I could go on forever about what kind of father he was- extraordinarily patient and how in all these years, my brother and I only saw him lose his temper maybe twice, (PAUSE) how he scooped me up into his arms right before a nasty crow got to me, how he always dyed Easter eggs with me despite the fact he hated getting his hands stained, how he taught me to ride a bike and how I used to wait for him at the corner of our street to come home from work. When I’d see the red Altomonte’s van I’d start pedaling home and we’d race, (me on my bike and he in the van) he always let me win. Or how I made him snuggle me to bed each night till I was 12. I could go on forever….and what a blessing to get to work together and see each other every day-what a gift!
So many have asked “What can I do?”, What can I do to help??? I’ll tell you how to honor him and assure his spirit lives on forever. It’s simple, live as he did— with patience, passion, fun, love, family, kindness, integrity, honor and a grateful heart. You can hug a nurse and thank a doctor. You can give the gift of LIFE by simply giving BLOOD, platelets and bone marrow. You can donate in his name to the Leukemia and Lymphoma society for research and a cure.

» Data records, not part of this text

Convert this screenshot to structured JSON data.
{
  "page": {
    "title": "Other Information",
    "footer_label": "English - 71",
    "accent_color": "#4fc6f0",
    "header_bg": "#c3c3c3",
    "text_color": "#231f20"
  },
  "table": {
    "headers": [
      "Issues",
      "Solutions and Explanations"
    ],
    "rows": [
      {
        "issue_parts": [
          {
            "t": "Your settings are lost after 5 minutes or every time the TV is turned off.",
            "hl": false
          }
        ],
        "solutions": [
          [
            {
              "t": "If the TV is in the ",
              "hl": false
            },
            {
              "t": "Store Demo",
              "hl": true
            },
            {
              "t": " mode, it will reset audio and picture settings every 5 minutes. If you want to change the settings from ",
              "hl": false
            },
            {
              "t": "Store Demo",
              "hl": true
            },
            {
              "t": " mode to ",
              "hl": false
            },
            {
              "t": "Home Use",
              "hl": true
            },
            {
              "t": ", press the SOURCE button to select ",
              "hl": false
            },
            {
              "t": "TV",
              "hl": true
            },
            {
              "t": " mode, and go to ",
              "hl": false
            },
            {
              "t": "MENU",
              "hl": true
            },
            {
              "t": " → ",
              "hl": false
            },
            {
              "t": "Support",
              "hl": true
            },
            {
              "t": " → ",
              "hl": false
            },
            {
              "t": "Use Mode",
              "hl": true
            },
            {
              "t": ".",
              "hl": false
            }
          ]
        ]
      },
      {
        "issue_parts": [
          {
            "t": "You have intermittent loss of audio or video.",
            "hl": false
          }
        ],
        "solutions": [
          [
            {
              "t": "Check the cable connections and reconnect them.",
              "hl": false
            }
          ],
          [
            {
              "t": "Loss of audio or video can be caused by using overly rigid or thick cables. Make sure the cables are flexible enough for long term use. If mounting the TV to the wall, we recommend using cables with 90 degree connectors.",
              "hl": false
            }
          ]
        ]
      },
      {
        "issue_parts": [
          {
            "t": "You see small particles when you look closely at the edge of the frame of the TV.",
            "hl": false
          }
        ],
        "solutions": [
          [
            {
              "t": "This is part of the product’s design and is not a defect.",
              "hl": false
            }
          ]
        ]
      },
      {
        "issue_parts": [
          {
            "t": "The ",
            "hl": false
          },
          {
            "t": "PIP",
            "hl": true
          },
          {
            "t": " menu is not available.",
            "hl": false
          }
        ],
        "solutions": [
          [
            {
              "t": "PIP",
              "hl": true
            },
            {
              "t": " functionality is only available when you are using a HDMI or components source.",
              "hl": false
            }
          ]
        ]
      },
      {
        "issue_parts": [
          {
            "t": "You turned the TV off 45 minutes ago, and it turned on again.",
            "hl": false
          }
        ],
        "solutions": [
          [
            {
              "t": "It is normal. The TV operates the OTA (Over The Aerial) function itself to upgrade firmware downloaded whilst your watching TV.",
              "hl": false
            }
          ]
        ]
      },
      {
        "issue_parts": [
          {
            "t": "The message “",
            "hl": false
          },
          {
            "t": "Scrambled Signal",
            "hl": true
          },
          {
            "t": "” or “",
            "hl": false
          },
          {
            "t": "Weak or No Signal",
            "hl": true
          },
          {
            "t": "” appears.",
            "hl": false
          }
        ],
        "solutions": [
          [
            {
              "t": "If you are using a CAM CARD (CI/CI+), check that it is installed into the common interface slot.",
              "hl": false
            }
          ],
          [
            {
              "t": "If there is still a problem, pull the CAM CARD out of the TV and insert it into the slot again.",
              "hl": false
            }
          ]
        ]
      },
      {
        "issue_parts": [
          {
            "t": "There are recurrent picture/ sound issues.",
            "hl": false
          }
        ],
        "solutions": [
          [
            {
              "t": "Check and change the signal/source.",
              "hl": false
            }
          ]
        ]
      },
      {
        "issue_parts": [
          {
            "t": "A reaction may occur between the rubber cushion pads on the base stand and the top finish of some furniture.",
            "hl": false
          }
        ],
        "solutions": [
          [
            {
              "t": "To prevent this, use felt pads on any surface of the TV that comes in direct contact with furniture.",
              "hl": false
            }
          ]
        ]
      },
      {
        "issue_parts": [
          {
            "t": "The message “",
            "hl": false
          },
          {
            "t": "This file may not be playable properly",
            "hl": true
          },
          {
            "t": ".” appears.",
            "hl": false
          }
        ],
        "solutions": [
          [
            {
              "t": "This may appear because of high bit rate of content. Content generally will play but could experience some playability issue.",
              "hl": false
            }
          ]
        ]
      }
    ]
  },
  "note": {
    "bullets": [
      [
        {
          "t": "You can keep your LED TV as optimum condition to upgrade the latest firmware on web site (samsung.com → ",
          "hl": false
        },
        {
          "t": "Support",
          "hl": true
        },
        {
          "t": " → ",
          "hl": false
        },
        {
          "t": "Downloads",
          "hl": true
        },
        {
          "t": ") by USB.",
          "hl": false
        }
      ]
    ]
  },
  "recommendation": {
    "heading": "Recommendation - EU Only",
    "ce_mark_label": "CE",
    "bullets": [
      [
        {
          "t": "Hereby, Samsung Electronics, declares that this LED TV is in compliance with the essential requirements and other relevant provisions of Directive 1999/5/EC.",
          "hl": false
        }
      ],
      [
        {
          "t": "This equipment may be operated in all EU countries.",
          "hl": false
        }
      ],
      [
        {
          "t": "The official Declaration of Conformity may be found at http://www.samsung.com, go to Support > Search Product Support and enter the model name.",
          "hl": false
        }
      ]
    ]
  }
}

In the 12 short years my dad knew his own father he recalls his dad saying, “Che sono questi facce lunghi?!!” What are these long faces? “La vita e bella e da godere!” Life is beautiful and to be embraced. With a smile and that beautiful twinkle in his eye- ADVICE Dad leaves us:
-EVERYTHING YOU DO, DO IT WITH PASSION!
-RICORDATI CHI SEI! REMEMBER WHO YOU ARE!
-Look forward, never back, except to help the next one in line and see how far you’ve come.
-Always, always keep your faith, and be positive.
So, from this side of the Atlantic Ocean to the other, TUTTI LO SANÒ, everyone knows….You’re such a GOOD MAN, son, husband, brother, father & friend, business man, MICHELE GRISPINO il figlio di (son of) Vincenzo Grispino, impeccabile with your word, trustworthy, respected, loved & admired by everyone who knows your name.
What a blessing he was to ALL, but I KNOW I’m the luckiest girl in the world cause I got to call him Papá.